In a separate letter also sent Wednesday, Reid urged Attorney General Eric Holder to have the Justice Department “carefully examine” what Reid called an apparent CIA bid to intimidate the committee by seeking a criminal investigation of the staff’s alleged unauthorized penetration of agency computer networks.

Reid’s two letters represent the latest shots fired in a power struggle between the Democrat-controlled Senate and the CIA ignited by the sweeping four-year, 6,300-page study of the CIA’s use under the Bush administration of water boarding and other harsh interrogation techniques used on suspected terrorists.

White House spokesman Jay Carney declined to comment on the dispute other than to say it was “appropriate” that the Justice Department was reviewing the matters.

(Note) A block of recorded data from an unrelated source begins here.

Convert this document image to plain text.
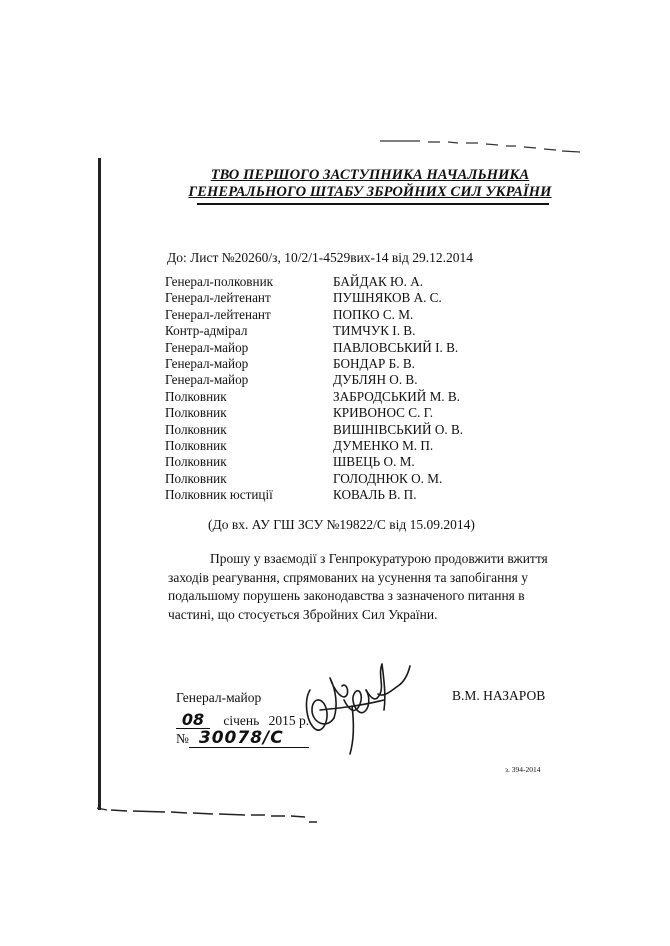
ТВО ПЕРШОГО ЗАСТУПНИКА НАЧАЛЬНИКА
ГЕНЕРАЛЬНОГО ШТАБУ ЗБРОЙНИХ СИЛ УКРАЇНИ
До: Лист №20260/з, 10/2/1-4529вих-14 від 29.12.2014
Генерал-полковник	БАЙДАК Ю. А.
Генерал-лейтенант	ПУШНЯКОВ А. С.
Генерал-лейтенант	ПОПКО С. М.
Контр-адмірал	ТИМЧУК І. В.
Генерал-майор	ПАВЛОВСЬКИЙ І. В.
Генерал-майор	БОНДАР Б. В.
Генерал-майор	ДУБЛЯН О. В.
Полковник	ЗАБРОДСЬКИЙ М. В.
Полковник	КРИВОНОС С. Г.
Полковник	ВИШНІВСЬКИЙ О. В.
Полковник	ДУМЕНКО М. П.
Полковник	ШВЕЦЬ О. М.
Полковник	ГОЛОДНЮК О. М.
Полковник юстиції	КОВАЛЬ В. П.
(До вх. АУ ГШ ЗСУ №19822/С від 15.09.2014)
Прошу у взаємодії з Генпрокуратурою продовжити вжиття заходів реагування, спрямованих на усунення та запобігання у подальшому порушень законодавства з зазначеного питання в частині, що стосується Збройних Сил України.
Генерал-майор	В.М. НАЗАРОВ
08 січень 2015 р.
№ 30078/С
з. 394-2014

Meanwhile, the CIA issued a statement to McClatchy.

“CIA Director Brennan is committed to resolving all outstanding issues related to the Senate Select Committee on Intelligence’s Rendition, Detention and Interrogation report and to strengthening relations between the Agency and Congress,” said Dean Boyd, a CIA spokesman. “The CIA believes in the necessity of effective, strong and bipartisan congressional oversight. We are a far better organization because of congressional oversight, and we will do whatever we can to be responsive to the elected representatives of the American people.”

In his letter to Holder, Reid said the CIA request for a criminal probe “appears to be a transparent attempt to intimidate the committee and undermine its oversight of the agency.”

“The absurdity of the allegations, when matched with the clear conflict of interest possessed by the (CIA) acting general counsel, calls into question the credibility of CIA Director Brennan’s recent claim that ‘There’s never been an effort by the CIA to thwart the (committee’s) investigation,'” Reid wrote to Holder.

In his letters to Brennan and Holder, Reid said that he had instructed the Senate sergeant-at-arms to initiate a “forensic examination” of the computers and a computer network that the CIA “assigned for the exclusive use” of the committee staff.

The examination would be aimed at determining how a copy of a highly classified internal CIA review of the interrogation program ended up in the staff’s network, he wrote.